事件の徹底調査と関係者への厳正な処分を求めた。



 中国の怒りに対して日本政府は、翌日の官房長官記者会見で「遺憾の意」を示す程度。高市総理や小泉防衛相は謝罪のコメントすら発表していない。自衛隊員は国に仕える公務員であり、その最高指揮官は国のトップ——沈黙を守ることは、事件を暗黙に容認したと受け取られかねない。
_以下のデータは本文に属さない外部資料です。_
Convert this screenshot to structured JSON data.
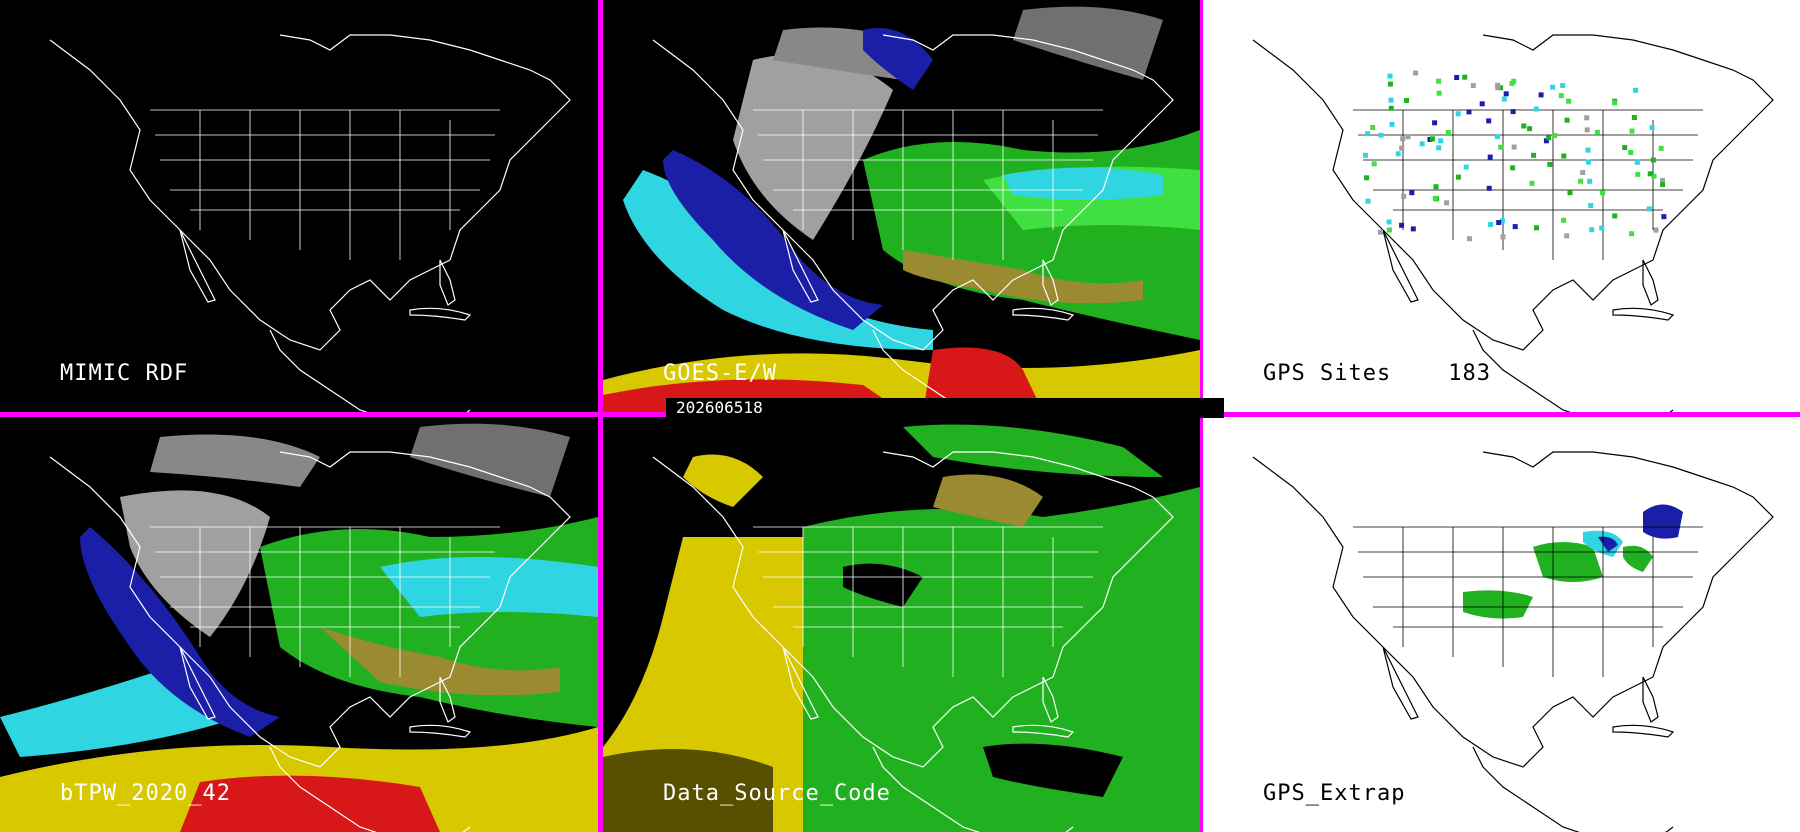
{
  "timestamp": "202606518",
  "colors": {
    "divider": "#ff00ff",
    "dark_bg": "#000000",
    "light_bg": "#ffffff",
    "coast_dark": "#ffffff",
    "coast_light": "#000000",
    "tpw_dry": "#1b1fa8",
    "tpw_low": "#2fd5e0",
    "tpw_mid": "#20b020",
    "tpw_mid_light": "#40e040",
    "tpw_high": "#d8c800",
    "tpw_veryhigh": "#d81818",
    "tpw_olive": "#9a8a30",
    "cloud_gray": "#a0a0a0"
  },
  "panels": [
    {
      "id": "mimic",
      "label": "MIMIC RDF",
      "theme": "dark",
      "icon": "map-icon"
    },
    {
      "id": "goes",
      "label": "GOES-E/W",
      "theme": "dark",
      "icon": "satellite-map-icon"
    },
    {
      "id": "gps",
      "label": "GPS Sites",
      "count": "183",
      "theme": "light",
      "icon": "gps-sites-map-icon"
    },
    {
      "id": "btpw",
      "label": "bTPW_2020_42",
      "theme": "dark",
      "icon": "blended-tpw-map-icon"
    },
    {
      "id": "dsc",
      "label": "Data_Source_Code",
      "theme": "dark",
      "icon": "data-source-map-icon"
    },
    {
      "id": "gpsx",
      "label": "GPS_Extrap",
      "theme": "light",
      "icon": "gps-extrap-map-icon"
    }
  ]
}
今回の一件が“国家ぐるみの意思表示”と映るリスクを、日本政府は理解しているのか。



 そして、件の自衛隊員はなぜそのような思想に至ったのか。遠因として、保守系言論人による自衛隊での頻繁な講演の存在があったのではないかと議論が巻き起こっている。





■竹田恒泰氏がやり玉に



 これに反応したのが、明治天皇の玄孫の竹田恒泰氏だ。



 Xに《特定の国への憎悪を煽り、あるいは大使館への実力行使を推奨することなど、あろうはずがありません》と自身の潔癖を強調し、さらに《日本人が襲撃の対象となる危険もあります。起きてはいけない事件であったと思います》と続けた。



 竹田氏は事件が起きた24日の深夜にエゴサーチを開始し、100件を越えるポストに一挙否定するリプライを送っていた。この竹田氏の慌てように、「内心では自分のせいかもとバクバクしてるからやる行動」「講演会で中国ネタは封印していたとしても、YouTubeでは動画の大半が中国ネタ」などと、冷ややかな反応やツッコミが集まった。



 思想家の内田樹氏もXで竹田氏を痛烈批判。そもそもなぜ防衛大学は竹田氏は招聘したのか、と大学の姿勢にも疑問を呈した。



 ちなみに2024年6月に起きた蘇州日本人学校スクールバス襲撃事件の際、竹田氏はXに「長年反日教育をしてきたツケが回ってきた」と書いていた。それが今回「自衛隊で反中講演をしてきたツケが回ってきた」というブーメランとなって返ってくるのは、なんと皮肉なことか。